Our reasoning is partly due to the reality that many people associate the media with whistleblowing. They pursue contact with a journalist they trust – sometimes without knowing that their story implicates securities violations. We also reasoned it is unfair to reward some whistleblowers who do not file TCRs with the SEC. Those who, for example, report to a Public Company Accounting Oversight Board, a self-regulatory organization, Congress, any other authority of the Federal government, or a state Attorney General or securities regulatory authority. And then not reward those who instead go to the media.
Other elements taken aside. Separate from the fact that Mr. Rasella would not qualify as an analyst or an original source. Let’s say the question is whether Mr. Rasella would qualify if the SEC learned of his allegations from the media, as I did?
Would he qualify if he just went to the media?
The Securities and Exchange Commission has long recognized the value of news media as a source of information for their investigations. In 2006 the Commission issued a policy statement where it explained that “Freedom of the press is of vital importance to the mission of the Securities and Exchange Commission. Effective journalism complements the Commission’s efforts to ensure that investors receive the full and fair disclosure that the law requires, and that they deserve. Diligent reporting is an essential means of bringing securities law violations to light and ultimately helps to deter illegal conduct.”
In the Commission’s view, getting tips from the media is an “essential means of bringing securities law violations to light.” Mr. Rasella’s lawsuit and subsequent media coverage are prime examples of this. Without Mr. Rasella’s lawsuit and subsequent media coverage, we might not know about Musk’s possible securities violations, which potentially defrauded thousands of shareholders, and gave Musk an unfair advantage. For Mr.
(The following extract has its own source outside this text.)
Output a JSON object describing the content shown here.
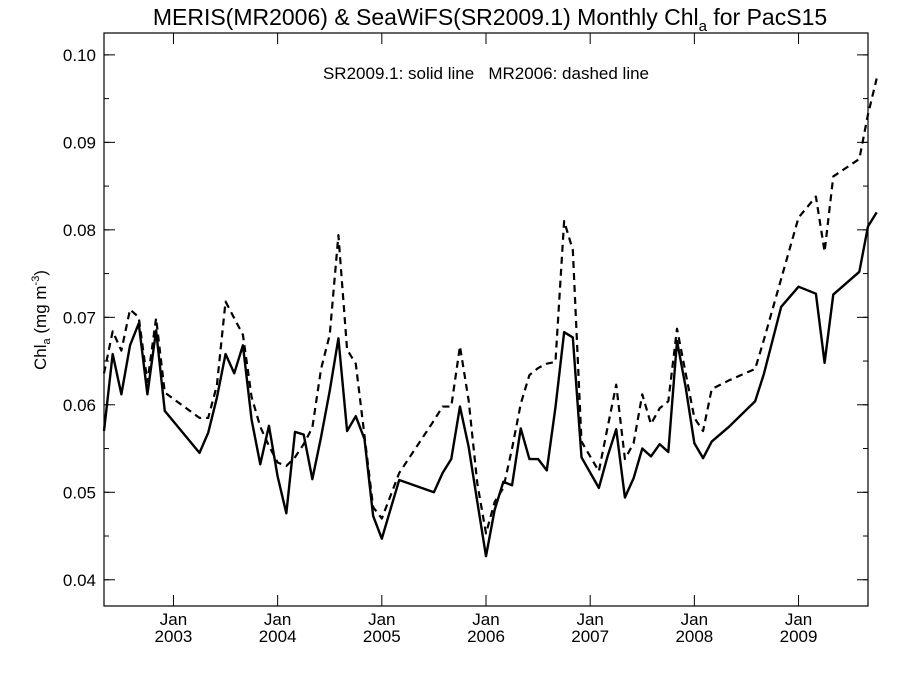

Rasella, unless he submitted a TCR alongside his lawsuit, failing to get to the SEC before major outlets told the story could be his Strike 3.
Balancing Costs and Benefits?
In this instance, we have a person who knows that the conduct he seeks to report is a securities violation. Yet, he chose to file a lawsuit that received immediate media coverage—essentially doing everything wrong. What could have motivated this highly sophisticated whistleblower to go to court rather than the SEC? If he believed he could win in court, wouldn’t he think the SEC could successfully sanction Musk? Could it have been a lack of information? Maybe Mr. Rasella does not see himself as a whistleblower? Maybe Mr. Rasella does not trust the SEC’s ability to enforce against a man who has mocked the Commission? Perhaps, Mr. Rasella just wanted to let the public know? Or he just cared about getting a big payout. We may never know. But we do know for certain that unless he filed a TCR, Mr. Rasella disadvantaged himself by choosing the route of private litigation over formal whistleblowing.
NWC’s petition has received several comments of support. Rewarding whistleblowers who go to the media helps the story get out and the Commission to know about violations. The Securities and Exchange Commission ensures market stability and controls practices we all agree should be prohibited. We do not have to take matters into our own hands.
Formal whistleblowing is the safer and more reliable road for reporting securities violations. When whistleblowers do not otherwise know where to go, tell their story to the media, they should be protected. It is hard to know which way Mr. Rasella’s suit may go. But, under current regulatory conditions it never hurts to file a TCR. The Commission may be best equipped to use insights like Mr. Rasella’s to meaningfully challenge securities violators. Still, whistleblowers should never be penalized for coming forward with useful information – even if the SEC gets it through the media.